这篇博客主要把SIFT通过MATLAB进行可视化,真正的SIFT算法准备在下一篇博客(如果我能找到并看懂的话)详细说明,也就是下面提到的siftWin32.exe,作者把SIFT给写成.exe了。


个别名词解释:
key:SIFT算法识别出的每个image中的关键点。


首先,执行[image, descriptors, locs] = sift(imageFile),求出每个key的长度为128的descriptor844(8*4*4),长度为4的locs(row, column, scale, orientation)
使用作者生成的siftWin32.exe来进行SIFT计算,生成tmp.key文件。本人理解生成的tmp.key文件是这样的:
SIFT(2)——MATLAB实现SIFT详解

sift.m

% [image, descriptors, locs] = sift(imageFile)
%
% This function reads an image and returns its SIFT keypoints.
%   Input parameters:
%     imageFile: the file name for the image.
%
%   Returned:
%     image: the image array in double format

%	  ******每个描述符是个长度为128的变量——128=8*4*48代表方向,4*4表示一共取了16个子图。******
%	  ******descriptors是一个k*128的矩阵,每一行都代表一个descriptor的信息。******
%     descriptors: a K-by-128 matrix, where each row gives an invariant
%         descriptor for one of the K keypoints.  The descriptor is a vector
%         of 128 values normalized to unit length.

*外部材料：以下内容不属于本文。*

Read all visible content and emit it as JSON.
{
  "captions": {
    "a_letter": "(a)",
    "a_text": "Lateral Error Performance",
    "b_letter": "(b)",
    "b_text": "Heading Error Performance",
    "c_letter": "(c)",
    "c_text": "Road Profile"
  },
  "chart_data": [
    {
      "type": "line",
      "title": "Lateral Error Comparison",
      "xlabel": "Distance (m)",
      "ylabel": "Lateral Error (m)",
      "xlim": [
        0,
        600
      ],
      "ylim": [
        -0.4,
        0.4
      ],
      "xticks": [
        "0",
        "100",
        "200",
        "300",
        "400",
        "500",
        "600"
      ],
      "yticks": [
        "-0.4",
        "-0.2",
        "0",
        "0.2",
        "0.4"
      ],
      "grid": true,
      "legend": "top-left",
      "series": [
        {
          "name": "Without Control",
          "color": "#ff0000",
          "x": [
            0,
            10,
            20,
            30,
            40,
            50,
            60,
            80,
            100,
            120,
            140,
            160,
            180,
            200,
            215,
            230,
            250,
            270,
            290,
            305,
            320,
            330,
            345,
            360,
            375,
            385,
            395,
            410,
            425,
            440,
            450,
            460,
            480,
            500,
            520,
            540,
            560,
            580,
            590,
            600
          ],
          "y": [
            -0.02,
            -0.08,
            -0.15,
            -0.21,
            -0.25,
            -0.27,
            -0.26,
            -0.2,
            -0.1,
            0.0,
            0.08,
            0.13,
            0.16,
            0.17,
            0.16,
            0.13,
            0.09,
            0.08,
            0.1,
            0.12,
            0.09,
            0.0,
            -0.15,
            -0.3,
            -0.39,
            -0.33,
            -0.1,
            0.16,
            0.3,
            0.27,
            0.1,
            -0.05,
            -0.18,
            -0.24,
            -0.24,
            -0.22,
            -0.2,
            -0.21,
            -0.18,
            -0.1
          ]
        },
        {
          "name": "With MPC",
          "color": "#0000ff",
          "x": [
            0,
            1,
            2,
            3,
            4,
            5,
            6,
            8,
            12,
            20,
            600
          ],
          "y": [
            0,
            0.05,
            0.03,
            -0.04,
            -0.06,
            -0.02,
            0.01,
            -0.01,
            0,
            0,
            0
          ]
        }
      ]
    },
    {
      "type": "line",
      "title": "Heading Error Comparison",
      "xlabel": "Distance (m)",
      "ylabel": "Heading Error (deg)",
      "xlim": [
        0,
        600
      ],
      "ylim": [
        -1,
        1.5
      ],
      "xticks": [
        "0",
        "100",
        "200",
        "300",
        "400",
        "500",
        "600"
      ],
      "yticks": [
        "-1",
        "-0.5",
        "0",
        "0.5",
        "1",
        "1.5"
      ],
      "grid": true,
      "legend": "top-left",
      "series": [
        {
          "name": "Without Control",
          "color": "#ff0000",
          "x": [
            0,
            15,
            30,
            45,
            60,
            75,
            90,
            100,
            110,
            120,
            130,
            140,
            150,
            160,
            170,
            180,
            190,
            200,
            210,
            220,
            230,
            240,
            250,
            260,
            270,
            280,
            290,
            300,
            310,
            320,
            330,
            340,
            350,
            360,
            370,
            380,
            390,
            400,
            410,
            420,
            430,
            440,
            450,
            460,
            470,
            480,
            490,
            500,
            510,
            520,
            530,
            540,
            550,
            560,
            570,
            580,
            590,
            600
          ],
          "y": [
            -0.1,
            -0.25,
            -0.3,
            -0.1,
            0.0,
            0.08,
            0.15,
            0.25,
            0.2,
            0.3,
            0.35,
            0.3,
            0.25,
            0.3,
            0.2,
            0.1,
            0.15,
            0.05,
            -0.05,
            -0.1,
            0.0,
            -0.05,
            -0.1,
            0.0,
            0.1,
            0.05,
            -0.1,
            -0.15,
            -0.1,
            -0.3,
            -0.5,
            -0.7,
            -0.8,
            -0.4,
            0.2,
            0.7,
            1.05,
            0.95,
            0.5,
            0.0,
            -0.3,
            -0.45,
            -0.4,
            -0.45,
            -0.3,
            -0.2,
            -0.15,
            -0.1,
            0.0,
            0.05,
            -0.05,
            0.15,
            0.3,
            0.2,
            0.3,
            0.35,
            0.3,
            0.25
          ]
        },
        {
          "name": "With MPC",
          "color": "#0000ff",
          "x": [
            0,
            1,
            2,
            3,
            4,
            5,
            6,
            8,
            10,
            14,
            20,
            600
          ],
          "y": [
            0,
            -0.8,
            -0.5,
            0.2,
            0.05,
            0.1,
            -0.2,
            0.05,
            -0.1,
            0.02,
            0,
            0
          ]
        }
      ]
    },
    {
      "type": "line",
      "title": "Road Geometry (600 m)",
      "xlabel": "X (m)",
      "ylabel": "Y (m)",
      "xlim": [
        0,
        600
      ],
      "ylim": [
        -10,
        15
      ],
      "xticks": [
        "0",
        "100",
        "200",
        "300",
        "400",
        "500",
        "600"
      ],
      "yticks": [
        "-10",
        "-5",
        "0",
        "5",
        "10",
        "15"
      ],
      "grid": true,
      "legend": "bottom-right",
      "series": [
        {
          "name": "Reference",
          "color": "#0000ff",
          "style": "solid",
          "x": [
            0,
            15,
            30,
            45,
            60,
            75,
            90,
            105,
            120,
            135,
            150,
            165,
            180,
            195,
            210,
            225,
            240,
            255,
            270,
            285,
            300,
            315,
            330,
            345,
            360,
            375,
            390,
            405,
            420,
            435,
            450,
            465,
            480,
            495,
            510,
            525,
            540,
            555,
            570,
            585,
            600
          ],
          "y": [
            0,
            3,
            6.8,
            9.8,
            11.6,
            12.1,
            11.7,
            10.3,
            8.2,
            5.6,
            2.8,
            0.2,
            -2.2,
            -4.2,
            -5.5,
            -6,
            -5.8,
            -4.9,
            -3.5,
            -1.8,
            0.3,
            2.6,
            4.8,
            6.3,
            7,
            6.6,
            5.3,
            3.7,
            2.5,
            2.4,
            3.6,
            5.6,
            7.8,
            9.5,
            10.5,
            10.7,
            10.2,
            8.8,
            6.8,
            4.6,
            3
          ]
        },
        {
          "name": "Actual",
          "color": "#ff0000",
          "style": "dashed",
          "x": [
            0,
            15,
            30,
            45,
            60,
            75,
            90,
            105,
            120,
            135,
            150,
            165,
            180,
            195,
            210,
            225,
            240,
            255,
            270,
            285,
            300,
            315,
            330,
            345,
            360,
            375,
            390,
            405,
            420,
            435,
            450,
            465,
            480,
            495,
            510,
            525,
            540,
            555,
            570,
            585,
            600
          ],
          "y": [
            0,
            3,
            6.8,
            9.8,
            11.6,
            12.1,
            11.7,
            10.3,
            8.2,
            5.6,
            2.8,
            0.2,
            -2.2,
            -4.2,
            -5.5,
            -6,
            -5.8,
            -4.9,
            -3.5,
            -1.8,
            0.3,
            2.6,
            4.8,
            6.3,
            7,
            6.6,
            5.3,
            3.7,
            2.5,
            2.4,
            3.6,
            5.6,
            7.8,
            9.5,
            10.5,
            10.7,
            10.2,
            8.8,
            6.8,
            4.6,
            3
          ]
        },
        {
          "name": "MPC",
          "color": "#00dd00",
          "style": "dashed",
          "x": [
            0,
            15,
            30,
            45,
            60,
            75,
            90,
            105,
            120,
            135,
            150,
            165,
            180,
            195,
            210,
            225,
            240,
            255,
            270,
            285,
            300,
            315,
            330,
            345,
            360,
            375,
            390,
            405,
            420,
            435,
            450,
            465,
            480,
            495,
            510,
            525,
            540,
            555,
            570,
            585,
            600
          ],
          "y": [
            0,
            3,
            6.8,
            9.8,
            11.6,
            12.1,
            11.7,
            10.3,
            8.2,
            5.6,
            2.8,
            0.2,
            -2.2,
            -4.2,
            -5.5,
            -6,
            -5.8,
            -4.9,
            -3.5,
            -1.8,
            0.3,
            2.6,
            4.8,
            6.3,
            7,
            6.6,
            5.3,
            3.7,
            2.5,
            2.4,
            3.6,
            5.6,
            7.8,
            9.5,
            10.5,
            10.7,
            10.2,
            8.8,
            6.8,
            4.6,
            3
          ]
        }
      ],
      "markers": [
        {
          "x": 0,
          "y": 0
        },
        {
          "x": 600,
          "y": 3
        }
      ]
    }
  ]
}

%	  ******这应该就是记录描述符比例、位置和方向的的location信息的元素******
%	  ******locs是一个k*4的矩阵******
%     locs: K-by-4 matrix, in which each row has the 4 values for a
%         keypoint location (row, column, scale, orientation).  The 
%         orientation is in the range [-PI, PI] radians.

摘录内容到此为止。